Localization of RNAs at protrusive regions of cells is important for single-cell migration on two-dimensional surfaces. Protrusion-enriched RNAs encode factors linked to cancer progression, such as the RAB13 GTPase and the NET1 guanine nucleotide exchange factor, and are regulated by the tumor-suppressor protein APC. However, tumor cells in vivo often do not move as single cells but rather utilize collective modes of invasion and dissemination. Here, we developed an inducible system of three-dimensional (3D) collective invasion to study the behavior and importance of protrusion-enriched RNAs. We find that, strikingly, both the RAB13 and NET1 RNAs are enriched specifically at the invasive front of leader cells in invasive cell strands. This localization requires microtubules and coincides with sites of high laminin concentration. Indeed, laminin association and integrin engagement are required for RNA accumulation at the invasive front. Importantly, perturbing RNA accumulation reduces collective 3D invasion. Examination of in vivo tumors reveals a similar localization of the RAB13 and NET1 RNAs at potential invasive sites, suggesting that this mechanism could provide a targeting opportunity for interfering with collective cancer cell invasion.

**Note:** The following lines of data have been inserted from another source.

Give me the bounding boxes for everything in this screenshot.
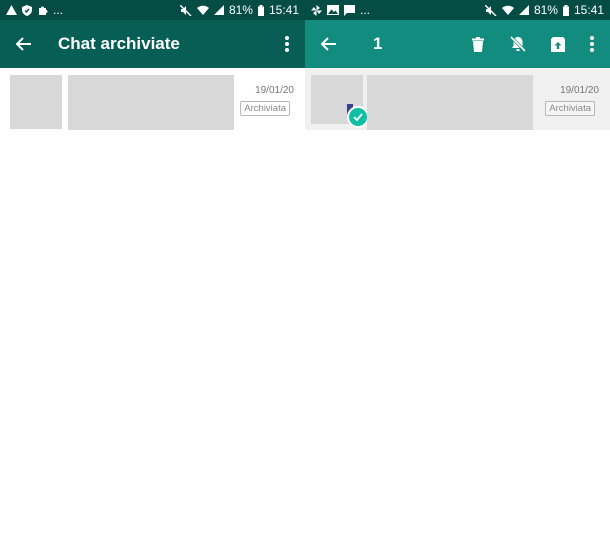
status-bar: ... 81% 15:41	[305, 0, 610, 20]
battery-icon	[562, 4, 569, 16]
image-icon	[327, 5, 339, 15]
archived-chat-item[interactable]: 19/01/20 Archiviata	[0, 68, 305, 130]
mute-vibrate-icon	[179, 4, 192, 16]
message-icon	[344, 4, 355, 16]
status-ellipsis: ...	[53, 3, 64, 17]
arrow-left-icon	[321, 37, 336, 51]
overflow-menu-button[interactable]	[578, 20, 606, 68]
mute-button[interactable]	[498, 20, 538, 68]
chat-date: 19/01/20	[560, 85, 599, 96]
avatar	[10, 75, 62, 129]
page-title: Chat archiviate	[58, 34, 180, 53]
battery-percent: 81%	[228, 3, 253, 17]
battery-icon	[257, 4, 264, 16]
back-button[interactable]	[4, 20, 44, 68]
selection-app-bar: 1	[305, 20, 610, 68]
shield-icon	[22, 4, 32, 16]
status-ellipsis: ...	[360, 3, 371, 17]
archived-chats-selection-screen: ... 81% 15:41 1 19/01/20 Archiviata	[305, 0, 610, 542]
chat-preview-placeholder	[68, 75, 234, 130]
archived-badge: Archiviata	[240, 101, 290, 116]
battery-percent: 81%	[533, 3, 558, 17]
chat-preview-placeholder	[367, 75, 533, 130]
status-time: 15:41	[268, 3, 299, 17]
selected-check	[347, 106, 369, 128]
dots-vertical-icon	[590, 36, 594, 52]
selected-archived-chat-item[interactable]: 19/01/20 Archiviata	[305, 68, 610, 130]
status-right-icons: 81% 15:41	[179, 3, 299, 17]
archived-chats-screen: ... 81% 15:41 Chat archiviate 19/01/20 A…	[0, 0, 305, 542]
app-bar: Chat archiviate	[0, 20, 305, 68]
wifi-icon	[501, 5, 514, 15]
back-button[interactable]	[309, 20, 349, 68]
status-time: 15:41	[573, 3, 604, 17]
wifi-icon	[196, 5, 209, 15]
bell-off-icon	[510, 36, 526, 52]
chat-date: 19/01/20	[255, 85, 294, 96]
status-left-icons: ...	[6, 4, 63, 16]
archive-up-icon	[551, 36, 565, 52]
warning-icon	[6, 5, 17, 15]
signal-icon	[518, 5, 529, 15]
mute-vibrate-icon	[484, 4, 497, 16]
status-left-icons: ...	[311, 4, 370, 16]
overflow-menu-button[interactable]	[273, 20, 301, 68]
arrow-left-icon	[16, 37, 31, 51]
puzzle-icon	[39, 6, 48, 15]
pinwheel-icon	[311, 4, 322, 16]
dots-vertical-icon	[285, 36, 289, 52]
check-icon	[353, 113, 363, 121]
delete-button[interactable]	[458, 20, 498, 68]
selected-count: 1	[373, 34, 383, 53]
trash-icon	[472, 36, 484, 52]
signal-icon	[213, 5, 224, 15]
status-bar: ... 81% 15:41	[0, 0, 305, 20]
unarchive-button[interactable]	[538, 20, 578, 68]
status-right-icons: 81% 15:41	[484, 3, 604, 17]
archived-badge: Archiviata	[545, 101, 595, 116]
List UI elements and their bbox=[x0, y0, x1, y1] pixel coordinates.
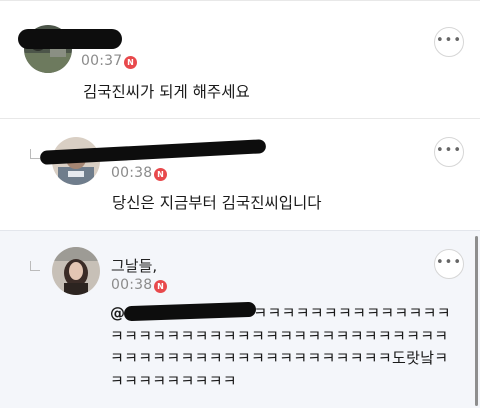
more-options-button[interactable]: ••• bbox=[434, 249, 464, 279]
more-options-button[interactable]: ••• bbox=[434, 27, 464, 57]
comment-text: 김국진씨가 되게 해주세요 bbox=[83, 83, 250, 101]
comment-time: 00:37 bbox=[81, 53, 123, 69]
scrollbar[interactable] bbox=[475, 236, 478, 406]
new-badge: N bbox=[154, 280, 167, 293]
comment-item: 00:38 N 당신은 지금부터 김국진씨입니다 ••• bbox=[0, 118, 480, 230]
comment-time: 00:38 bbox=[111, 165, 153, 181]
author-name[interactable]: 그날들, bbox=[111, 255, 157, 276]
more-horizontal-icon: ••• bbox=[435, 33, 462, 48]
more-horizontal-icon: ••• bbox=[435, 255, 462, 270]
avatar[interactable] bbox=[52, 247, 100, 295]
comment-item: 00:37 N 김국진씨가 되게 해주세요 ••• bbox=[0, 0, 480, 118]
new-badge: N bbox=[154, 168, 167, 181]
reply-indent-icon bbox=[30, 261, 40, 271]
new-badge: N bbox=[124, 56, 137, 69]
more-horizontal-icon: ••• bbox=[435, 143, 462, 158]
comment-time: 00:38 bbox=[111, 277, 153, 293]
reply-indent-icon bbox=[30, 149, 40, 159]
author-name-redacted bbox=[18, 29, 122, 49]
comment-text: 당신은 지금부터 김국진씨입니다 bbox=[112, 194, 322, 212]
more-options-button[interactable]: ••• bbox=[434, 137, 464, 167]
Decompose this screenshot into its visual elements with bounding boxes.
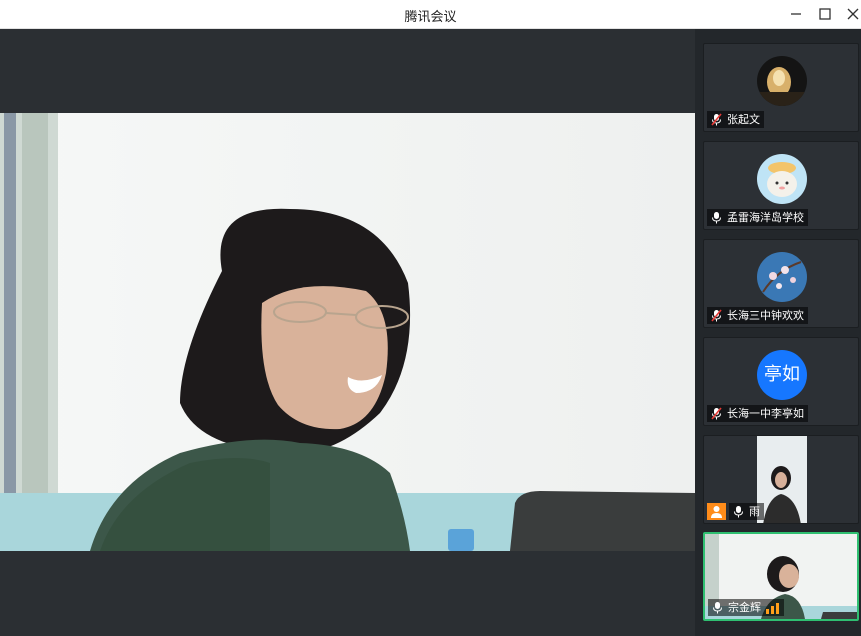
mic-icon xyxy=(734,506,743,518)
participant-sidebar: 张起文 孟雷海洋岛学校 长海三中钟欢欢 亭如 长海一中李亭如 雨 宗金辉 xyxy=(695,29,861,636)
participant-name: 孟雷海洋岛学校 xyxy=(727,211,804,224)
minimize-button[interactable] xyxy=(785,4,807,24)
title-bar: 腾讯会议 xyxy=(0,0,861,29)
window-title: 腾讯会议 xyxy=(404,10,457,25)
avatar-image xyxy=(757,252,807,302)
participant-tile-active[interactable]: 宗金辉 xyxy=(703,532,859,621)
avatar-image xyxy=(757,154,807,204)
mic-muted-icon xyxy=(711,113,722,126)
avatar xyxy=(757,252,807,302)
mic-muted-icon xyxy=(711,309,722,322)
avatar-image xyxy=(757,56,807,106)
participant-tile[interactable]: 孟雷海洋岛学校 xyxy=(703,141,859,230)
participant-nametag: 雨 xyxy=(729,503,764,520)
participant-name: 张起文 xyxy=(727,113,760,126)
participant-tile[interactable]: 张起文 xyxy=(703,43,859,132)
maximize-button[interactable] xyxy=(814,4,836,24)
participant-nametag: 长海三中钟欢欢 xyxy=(707,307,808,324)
minimize-icon xyxy=(791,13,801,15)
avatar: 亭如 xyxy=(757,350,807,400)
participant-video xyxy=(757,436,807,523)
avatar xyxy=(757,154,807,204)
maximize-icon xyxy=(819,8,831,20)
participant-name: 宗金辉 xyxy=(728,601,761,614)
audio-level-icon xyxy=(766,602,779,614)
participant-tile[interactable]: 亭如 长海一中李亭如 xyxy=(703,337,859,426)
participant-name: 长海一中李亭如 xyxy=(727,407,804,420)
close-button[interactable] xyxy=(842,4,861,24)
screen-share-badge xyxy=(707,503,726,520)
speaker-video-frame xyxy=(0,113,695,551)
participant-tile[interactable]: 雨 xyxy=(703,435,859,524)
main-video[interactable] xyxy=(0,113,695,551)
main-stage xyxy=(0,29,695,636)
avatar xyxy=(757,56,807,106)
participant-tile[interactable]: 长海三中钟欢欢 xyxy=(703,239,859,328)
participant-nametag: 张起文 xyxy=(707,111,764,128)
video-frame xyxy=(757,436,807,523)
participant-name: 雨 xyxy=(749,505,760,518)
close-icon xyxy=(847,8,859,20)
participant-nametag: 长海一中李亭如 xyxy=(707,405,808,422)
participant-name: 长海三中钟欢欢 xyxy=(727,309,804,322)
mic-icon xyxy=(713,602,722,614)
mic-icon xyxy=(712,212,721,224)
person-icon xyxy=(711,506,722,518)
participant-nametag: 宗金辉 xyxy=(708,599,784,616)
participant-nametag: 孟雷海洋岛学校 xyxy=(707,209,808,226)
mic-muted-icon xyxy=(711,407,722,420)
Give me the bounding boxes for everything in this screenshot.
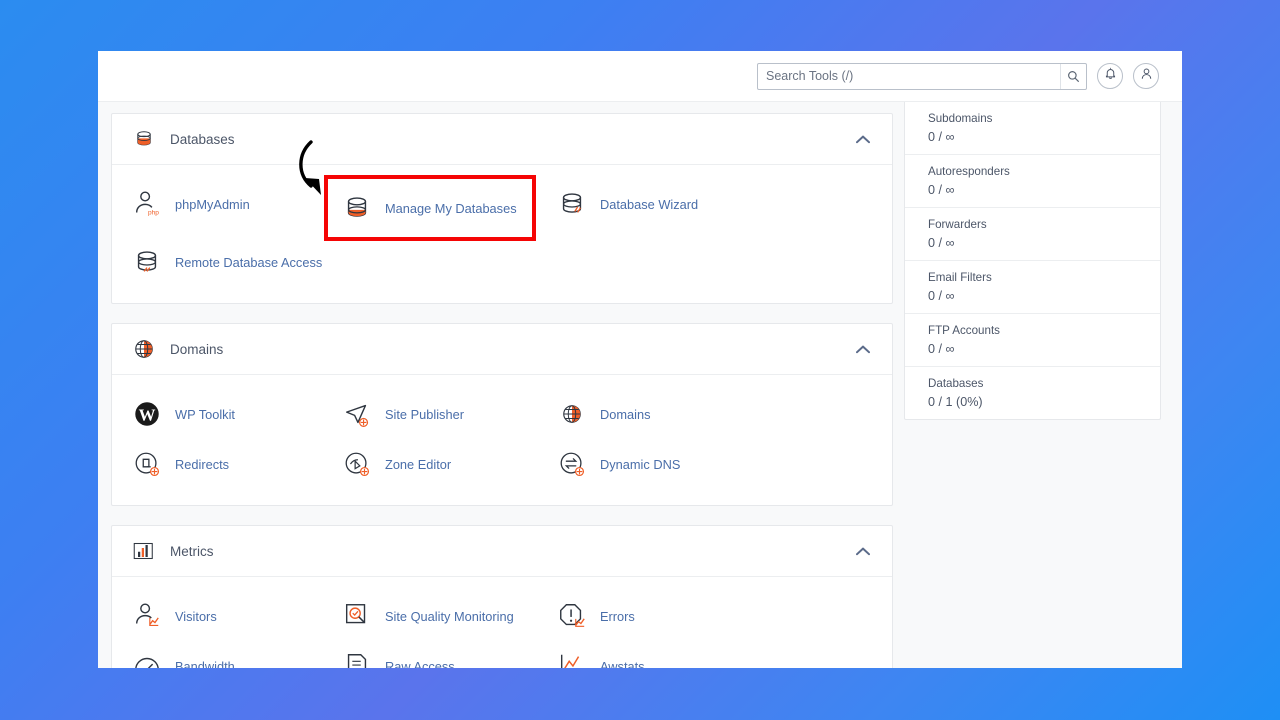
stat-value: 0 / ∞ bbox=[928, 183, 955, 197]
stats-list: Subdomains 0 / ∞ Autoresponders 0 / ∞ Forwar… bbox=[904, 102, 1161, 420]
database-wizard-icon bbox=[555, 187, 589, 221]
tool-label: Bandwidth bbox=[175, 658, 235, 669]
wordpress-icon: W bbox=[130, 397, 164, 431]
search-tools-container bbox=[757, 62, 1087, 90]
stat-value: 0 / ∞ bbox=[928, 130, 955, 144]
tool-item-site-publisher[interactable]: Site Publisher bbox=[340, 389, 555, 439]
redirects-icon bbox=[130, 447, 164, 481]
notifications-button[interactable] bbox=[1097, 63, 1123, 89]
site-quality-monitoring-icon bbox=[340, 599, 374, 633]
section-title: Domains bbox=[170, 341, 224, 357]
section-domains: Domains W WP Toolkit Site Publisher Domains R… bbox=[111, 323, 893, 506]
stat-row: FTP Accounts 0 / ∞ bbox=[905, 314, 1160, 367]
app-header bbox=[98, 51, 1182, 102]
manage-databases-icon bbox=[340, 191, 374, 225]
remote-database-access-icon bbox=[130, 245, 164, 279]
tool-item-site-quality-monitoring[interactable]: Site Quality Monitoring bbox=[340, 591, 555, 641]
stat-value: 0 / ∞ bbox=[928, 236, 955, 250]
stat-row: Email Filters 0 / ∞ bbox=[905, 261, 1160, 314]
section-header-domains[interactable]: Domains bbox=[112, 324, 892, 375]
globe-icon bbox=[555, 397, 589, 431]
chevron-up-icon[interactable] bbox=[856, 547, 870, 556]
tool-item-manage-my-databases[interactable]: Manage My Databases bbox=[324, 175, 536, 241]
tool-label: Site Publisher bbox=[385, 406, 464, 422]
raw-access-icon bbox=[340, 649, 374, 668]
stat-row: Forwarders 0 / ∞ bbox=[905, 208, 1160, 261]
chevron-up-icon[interactable] bbox=[856, 135, 870, 144]
tool-label: phpMyAdmin bbox=[175, 196, 250, 212]
stat-name: Forwarders bbox=[928, 218, 987, 231]
tool-label: Redirects bbox=[175, 456, 230, 472]
section-databases: Databases php phpMyAdmin Manage My Database… bbox=[111, 113, 893, 304]
stat-row: Autoresponders 0 / ∞ bbox=[905, 155, 1160, 208]
tool-label: Awstats bbox=[600, 658, 645, 669]
tool-label: Database Wizard bbox=[600, 196, 699, 212]
user-icon bbox=[1140, 67, 1153, 85]
section-metrics: Metrics Visitors Site Quality Monitoring Er… bbox=[111, 525, 893, 668]
visitors-icon bbox=[130, 599, 164, 633]
bell-icon bbox=[1104, 67, 1117, 85]
section-title: Databases bbox=[170, 131, 235, 147]
tool-label: Errors bbox=[600, 608, 635, 624]
stat-name: Databases bbox=[928, 377, 984, 390]
tool-item-visitors[interactable]: Visitors bbox=[130, 591, 340, 641]
tool-grid-metrics: Visitors Site Quality Monitoring Errors Ban… bbox=[112, 577, 892, 668]
search-input[interactable] bbox=[757, 62, 1087, 90]
tool-item-zone-editor[interactable]: Zone Editor bbox=[340, 439, 555, 489]
stat-row: Subdomains 0 / ∞ bbox=[905, 102, 1160, 155]
svg-text:php: php bbox=[148, 209, 159, 216]
dynamic-dns-icon bbox=[555, 447, 589, 481]
tool-grid-databases: php phpMyAdmin Manage My Databases Database… bbox=[112, 165, 892, 303]
tool-label: Remote Database Access bbox=[175, 254, 323, 270]
section-title: Metrics bbox=[170, 543, 214, 559]
tool-item-errors[interactable]: Errors bbox=[555, 591, 892, 641]
errors-icon bbox=[555, 599, 589, 633]
stat-value: 0 / 1 (0%) bbox=[928, 395, 983, 409]
awstats-icon bbox=[555, 649, 589, 668]
svg-text:W: W bbox=[139, 406, 156, 425]
section-header-metrics[interactable]: Metrics bbox=[112, 526, 892, 577]
search-icon[interactable] bbox=[1060, 63, 1086, 89]
stat-value: 0 / ∞ bbox=[928, 342, 955, 356]
stat-value: 0 / ∞ bbox=[928, 289, 955, 303]
tool-label: Raw Access bbox=[385, 658, 455, 669]
tool-item-bandwidth[interactable]: Bandwidth bbox=[130, 641, 340, 668]
tool-label: Visitors bbox=[175, 608, 217, 624]
tool-label: Dynamic DNS bbox=[600, 456, 681, 472]
tool-sections-column: Databases php phpMyAdmin Manage My Database… bbox=[98, 102, 904, 668]
tool-label: Domains bbox=[600, 406, 651, 422]
tool-label: Manage My Databases bbox=[385, 200, 517, 216]
tool-label: Site Quality Monitoring bbox=[385, 608, 514, 624]
database-icon bbox=[131, 126, 157, 152]
site-publisher-icon bbox=[340, 397, 374, 431]
phpmyadmin-icon: php bbox=[130, 187, 164, 221]
tool-item-awstats[interactable]: Awstats bbox=[555, 641, 892, 668]
chevron-up-icon[interactable] bbox=[856, 345, 870, 354]
tool-item-raw-access[interactable]: Raw Access bbox=[340, 641, 555, 668]
tool-item-domains[interactable]: Domains bbox=[555, 389, 892, 439]
tool-item-remote-database-access[interactable]: Remote Database Access bbox=[130, 237, 340, 287]
section-header-databases[interactable]: Databases bbox=[112, 114, 892, 165]
bandwidth-gauge-icon bbox=[130, 649, 164, 668]
stat-name: Subdomains bbox=[928, 112, 993, 125]
browser-viewport: Databases php phpMyAdmin Manage My Database… bbox=[98, 51, 1182, 668]
user-account-button[interactable] bbox=[1133, 63, 1159, 89]
stat-name: Email Filters bbox=[928, 271, 992, 284]
stat-name: FTP Accounts bbox=[928, 324, 1000, 337]
tool-grid-domains: W WP Toolkit Site Publisher Domains Redirect… bbox=[112, 375, 892, 505]
zone-editor-icon bbox=[340, 447, 374, 481]
statistics-sidebar: Subdomains 0 / ∞ Autoresponders 0 / ∞ Forwar… bbox=[904, 102, 1182, 668]
tool-item-redirects[interactable]: Redirects bbox=[130, 439, 340, 489]
globe-icon bbox=[131, 336, 157, 362]
tool-item-wp-toolkit[interactable]: W WP Toolkit bbox=[130, 389, 340, 439]
tool-item-dynamic-dns[interactable]: Dynamic DNS bbox=[555, 439, 892, 489]
content-area: Databases php phpMyAdmin Manage My Database… bbox=[98, 102, 1182, 668]
tool-label: WP Toolkit bbox=[175, 406, 235, 422]
stat-row: Databases 0 / 1 (0%) bbox=[905, 367, 1160, 419]
tool-item-database-wizard[interactable]: Database Wizard bbox=[555, 179, 892, 229]
tool-label: Zone Editor bbox=[385, 456, 452, 472]
metrics-bars-icon bbox=[131, 538, 157, 564]
tool-item-phpmyadmin[interactable]: php phpMyAdmin bbox=[130, 179, 340, 229]
stat-name: Autoresponders bbox=[928, 165, 1010, 178]
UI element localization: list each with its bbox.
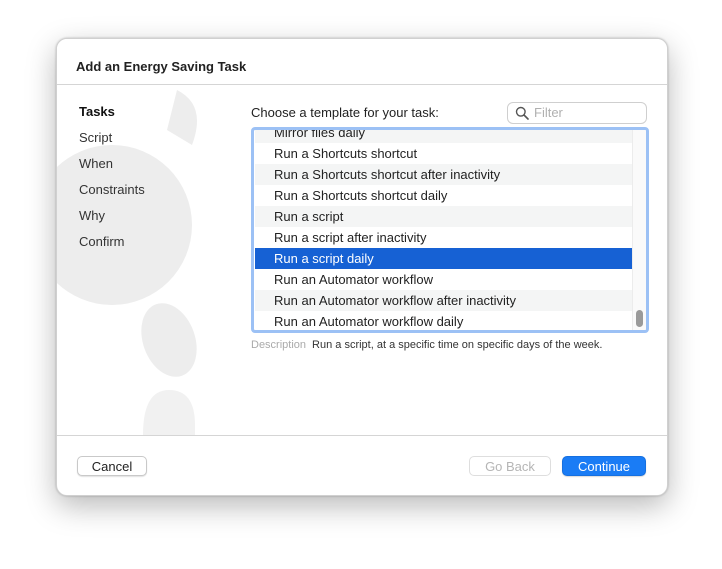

RNA在细胞突出区域的定位对于二维表面上的单细胞迁移很重要。富含突起的RNA编码与癌症进展相关的因子，例如RAB13 GTPase和NET1鸟嘌呤核苷酸交换因子，并受肿瘤抑制蛋白APC调节。然而，体内的肿瘤细胞通常不像单个细胞那样运动，而是利用集体的入侵和传播方式。在这里，我们开发了可诱导的三维（3D）集体入侵系统，以研究富含突起的RNA的行为和重要性。令人惊讶的是，我们发现RAB13和NET1RNAs在侵入性细胞链中的前导细胞的侵入性前沿特别富集。这种定位需要微管，并与高层粘连蛋白浓度的位置相吻合。确实，层粘连蛋白结合和整联蛋白的结合对于在侵袭前沿的RNA积累是必需的。重要的是，干扰RNA积累会减少3D集体入侵。体内肿瘤的检查揭示了RAB13和NET1 RNA在潜在侵入部位的相似定位，这表明该机制可为干扰集体癌细胞侵袭提供靶向机会。